Supremo coito venal
Lá por 1980, quando morei no nordeste, ocorreu por lá um conjunto de fatos insólitos, que passo a dividir com meus leitores. Um padre italiano, Vito Miracapillo, que trabalhava em uma comunidade de Recife se negou a celebrar uma missa no dia 7 de setembro, alegando que o povo não tinha motivo nem liberdade para celebrar. Era um tempo de fétida ditadura, e um deputado pernambucano, Severino Cavalcanti (PDS-PE) se não me engano, pediu a expulsão do religioso por desrespeito à “soberania nacional”.
O fato transitou pelas cortes, acabando por se concretizar, após decisão do STF (Supremo Tribunal Federal). O pedido de anistia do padre ainda tramita até hoje. Ele quer voltar ao Brasil, não como turista mas definitivamente, e retomar seu trabalho missionário.

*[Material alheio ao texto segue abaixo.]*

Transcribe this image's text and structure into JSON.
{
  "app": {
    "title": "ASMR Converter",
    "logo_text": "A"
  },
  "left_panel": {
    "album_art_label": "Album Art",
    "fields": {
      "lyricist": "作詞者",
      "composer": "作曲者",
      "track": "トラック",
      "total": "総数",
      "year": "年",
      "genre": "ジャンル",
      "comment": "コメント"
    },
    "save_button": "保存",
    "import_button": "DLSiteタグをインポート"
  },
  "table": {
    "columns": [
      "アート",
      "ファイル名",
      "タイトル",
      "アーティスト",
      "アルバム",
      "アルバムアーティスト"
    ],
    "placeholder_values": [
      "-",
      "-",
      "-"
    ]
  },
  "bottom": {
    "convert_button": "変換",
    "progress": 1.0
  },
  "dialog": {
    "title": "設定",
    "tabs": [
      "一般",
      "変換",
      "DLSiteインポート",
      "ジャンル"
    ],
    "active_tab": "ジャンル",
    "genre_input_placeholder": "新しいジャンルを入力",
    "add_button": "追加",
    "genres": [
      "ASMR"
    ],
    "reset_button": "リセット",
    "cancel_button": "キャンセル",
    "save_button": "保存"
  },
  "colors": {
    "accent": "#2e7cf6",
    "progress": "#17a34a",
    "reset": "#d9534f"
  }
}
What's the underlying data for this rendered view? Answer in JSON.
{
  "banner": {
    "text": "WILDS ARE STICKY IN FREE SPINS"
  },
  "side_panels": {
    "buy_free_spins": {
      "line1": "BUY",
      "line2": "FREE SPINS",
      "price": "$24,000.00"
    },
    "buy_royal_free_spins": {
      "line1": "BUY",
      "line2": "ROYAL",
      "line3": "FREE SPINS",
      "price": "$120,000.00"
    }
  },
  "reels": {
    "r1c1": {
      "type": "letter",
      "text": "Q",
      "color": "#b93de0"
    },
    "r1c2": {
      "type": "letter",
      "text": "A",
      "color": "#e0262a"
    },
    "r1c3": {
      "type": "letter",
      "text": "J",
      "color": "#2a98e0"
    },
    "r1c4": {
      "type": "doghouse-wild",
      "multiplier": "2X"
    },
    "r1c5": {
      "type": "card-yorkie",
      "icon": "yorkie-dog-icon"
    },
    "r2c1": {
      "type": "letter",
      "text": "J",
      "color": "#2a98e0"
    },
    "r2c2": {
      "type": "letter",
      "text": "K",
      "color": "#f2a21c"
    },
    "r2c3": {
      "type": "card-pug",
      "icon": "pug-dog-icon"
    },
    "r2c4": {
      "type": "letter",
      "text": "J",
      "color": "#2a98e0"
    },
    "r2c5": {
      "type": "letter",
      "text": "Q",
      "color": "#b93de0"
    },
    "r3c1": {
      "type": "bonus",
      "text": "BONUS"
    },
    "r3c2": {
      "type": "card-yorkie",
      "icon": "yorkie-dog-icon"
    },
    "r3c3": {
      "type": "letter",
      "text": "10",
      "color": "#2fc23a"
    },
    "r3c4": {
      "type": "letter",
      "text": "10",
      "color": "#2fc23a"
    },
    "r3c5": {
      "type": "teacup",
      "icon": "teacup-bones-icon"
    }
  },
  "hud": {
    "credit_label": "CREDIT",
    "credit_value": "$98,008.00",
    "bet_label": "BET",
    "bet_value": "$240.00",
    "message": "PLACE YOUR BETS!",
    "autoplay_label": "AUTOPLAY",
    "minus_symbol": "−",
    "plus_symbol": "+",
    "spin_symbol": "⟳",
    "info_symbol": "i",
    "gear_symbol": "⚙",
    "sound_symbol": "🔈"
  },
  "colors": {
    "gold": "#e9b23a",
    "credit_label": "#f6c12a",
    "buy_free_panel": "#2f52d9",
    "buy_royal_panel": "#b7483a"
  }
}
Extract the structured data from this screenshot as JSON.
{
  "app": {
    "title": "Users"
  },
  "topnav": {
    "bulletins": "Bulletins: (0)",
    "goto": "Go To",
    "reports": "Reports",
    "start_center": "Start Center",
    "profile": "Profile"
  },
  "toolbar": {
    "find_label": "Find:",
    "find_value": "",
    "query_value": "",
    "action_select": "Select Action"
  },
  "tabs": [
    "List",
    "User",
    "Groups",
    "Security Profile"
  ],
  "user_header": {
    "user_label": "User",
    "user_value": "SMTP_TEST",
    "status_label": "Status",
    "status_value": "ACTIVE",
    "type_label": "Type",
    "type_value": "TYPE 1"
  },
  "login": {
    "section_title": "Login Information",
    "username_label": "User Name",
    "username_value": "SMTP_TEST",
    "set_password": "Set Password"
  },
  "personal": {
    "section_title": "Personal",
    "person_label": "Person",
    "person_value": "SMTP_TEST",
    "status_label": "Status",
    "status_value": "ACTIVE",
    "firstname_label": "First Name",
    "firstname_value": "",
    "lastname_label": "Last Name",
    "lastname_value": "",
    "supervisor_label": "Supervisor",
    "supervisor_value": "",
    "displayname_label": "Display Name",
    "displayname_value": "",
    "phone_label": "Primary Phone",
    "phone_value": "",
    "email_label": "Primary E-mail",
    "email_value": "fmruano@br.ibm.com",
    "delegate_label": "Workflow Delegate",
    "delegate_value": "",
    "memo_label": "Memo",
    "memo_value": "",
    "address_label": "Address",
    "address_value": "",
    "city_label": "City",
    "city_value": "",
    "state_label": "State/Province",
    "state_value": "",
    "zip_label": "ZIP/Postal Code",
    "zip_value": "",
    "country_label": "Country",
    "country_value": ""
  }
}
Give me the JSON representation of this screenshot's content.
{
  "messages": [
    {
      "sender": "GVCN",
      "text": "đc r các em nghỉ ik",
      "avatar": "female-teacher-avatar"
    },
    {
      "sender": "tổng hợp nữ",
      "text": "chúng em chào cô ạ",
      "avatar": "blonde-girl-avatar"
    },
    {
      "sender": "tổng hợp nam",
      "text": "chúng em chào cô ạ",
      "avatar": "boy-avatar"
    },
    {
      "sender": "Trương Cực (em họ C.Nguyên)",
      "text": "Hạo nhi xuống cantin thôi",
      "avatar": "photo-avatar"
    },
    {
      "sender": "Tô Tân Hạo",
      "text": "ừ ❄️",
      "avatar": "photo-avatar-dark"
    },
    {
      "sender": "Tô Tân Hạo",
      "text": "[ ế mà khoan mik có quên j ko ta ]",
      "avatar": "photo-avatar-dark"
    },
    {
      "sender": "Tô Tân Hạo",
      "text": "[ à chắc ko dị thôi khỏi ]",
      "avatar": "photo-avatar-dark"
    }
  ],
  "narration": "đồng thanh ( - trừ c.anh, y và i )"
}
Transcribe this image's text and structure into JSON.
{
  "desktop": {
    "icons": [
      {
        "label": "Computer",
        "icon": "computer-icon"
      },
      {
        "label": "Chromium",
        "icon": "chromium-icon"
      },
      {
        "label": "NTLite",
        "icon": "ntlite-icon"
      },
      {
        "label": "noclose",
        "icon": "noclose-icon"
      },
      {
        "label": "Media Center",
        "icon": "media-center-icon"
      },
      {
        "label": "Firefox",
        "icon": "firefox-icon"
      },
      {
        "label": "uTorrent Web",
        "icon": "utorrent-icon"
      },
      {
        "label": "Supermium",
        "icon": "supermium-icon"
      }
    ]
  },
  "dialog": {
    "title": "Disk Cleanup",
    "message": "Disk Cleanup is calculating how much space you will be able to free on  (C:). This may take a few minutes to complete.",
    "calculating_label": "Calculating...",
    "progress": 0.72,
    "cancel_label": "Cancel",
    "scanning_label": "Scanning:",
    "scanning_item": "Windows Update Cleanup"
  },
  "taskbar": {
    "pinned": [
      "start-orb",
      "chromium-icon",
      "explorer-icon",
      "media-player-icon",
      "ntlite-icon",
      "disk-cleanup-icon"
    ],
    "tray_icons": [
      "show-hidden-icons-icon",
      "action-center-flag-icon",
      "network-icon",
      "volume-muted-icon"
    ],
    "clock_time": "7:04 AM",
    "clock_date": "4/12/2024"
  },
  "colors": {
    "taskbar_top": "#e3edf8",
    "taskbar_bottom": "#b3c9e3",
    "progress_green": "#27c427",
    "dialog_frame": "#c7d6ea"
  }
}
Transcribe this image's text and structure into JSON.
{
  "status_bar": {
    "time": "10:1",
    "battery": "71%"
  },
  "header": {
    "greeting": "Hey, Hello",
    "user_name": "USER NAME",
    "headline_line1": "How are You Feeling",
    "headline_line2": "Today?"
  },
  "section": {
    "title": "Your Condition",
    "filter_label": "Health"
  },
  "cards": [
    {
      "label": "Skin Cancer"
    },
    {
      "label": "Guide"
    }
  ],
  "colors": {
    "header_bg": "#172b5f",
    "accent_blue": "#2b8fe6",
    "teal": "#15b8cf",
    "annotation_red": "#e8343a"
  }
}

Na época, foram entrevistar outro religioso, o padre Reginaldo Velloso, um modesto pároco de bairro que trabalha no Recife até hoje, para saber o que ele achava da expulsão do colega. Usando de uma linguagem intimorata, Velloso classificou a expulsão de Miracapillo como “um supremo coito venal”. Foi o que bastou para ele ser preso. Na realidade, aquele coito violentou a expectativa de democracia do povo. O incidente, pelo autoritarismo, fez e faz rir muita gente até hoje. Mas este não é o centro do assunto.
Eu – como aliás a maioria dos brasileiros – sempre imaginei que o Supremo era a corte judiciária de mais elevada credibilidade, uma das poucas entidades sérias, nas quais anelos de ética e de justiça do povo pudessem repousar e ter segurança de apreciações isentas. Que engano!
Recentemente, o STF brindou a nação com algumas atitudes no mínimo desastradas. A primeira delas foi a libertação do banqueiro Daniel Dantas. Acossado pelo clamor geral, ele foi preso duas vezes pela Polícia Federal, prisão esta confirmada por um Juiz Federal. Quem ficou no prejuízo foi o ator global Daniel Dantas, confundido com o homônimo, que anda por aí livre, leve e solto. Não é porque alguém tem dinheiro ou prestígio que deve receber tratamento privilegiado, e sair da prisão rindo de todos.
O segundo desastre, assim como o terceiro, é recente. O STF decidiu que os candidatos a cargos eletivos, mesmo aqueles que têm a vida pregressa mais suja que pau de galinheiro, pudessem homologar suas candidaturas. Era a hora de se passar o Brasil a limpo. Se você ficar devendo para o Imposto de Renda seu nome sai na “lista negra”. Se tiver pendências com a justiça pode se candidatar a ser um representante do povo. Quem podia corrigir esse engano era o Congresso, mas a eles não interessa a proibição nem a divulgação dos nomes dos salafrários, pois iria atingir gente da casa. Assim, vai ficar tudo na mesma.
O terceiro “engano” correu por conta da liberação do uso de algemas para “alguns” presos. Não, não se assuste: os ladrões de galinha, o faminto que rouba comida no mercado, os menores infratores esses vão continuar sendo algemados e indo no camburão. O “supremo” liberou das algemas apenas o pessoal do “colarinho branco”, os “doutores”, banqueiros e figurões políticos. Embora a Constituição reze que “todos são iguais perante a lei”, alguns são credores das benesses legais.
Olhando tudo isto, e plagiando o padre Reginaldo, não é difícil afirmar que a lógica social do país continua sofrendo “supremos coitos venais”, assim como é fácil observar o quanto estamos desprotegidos.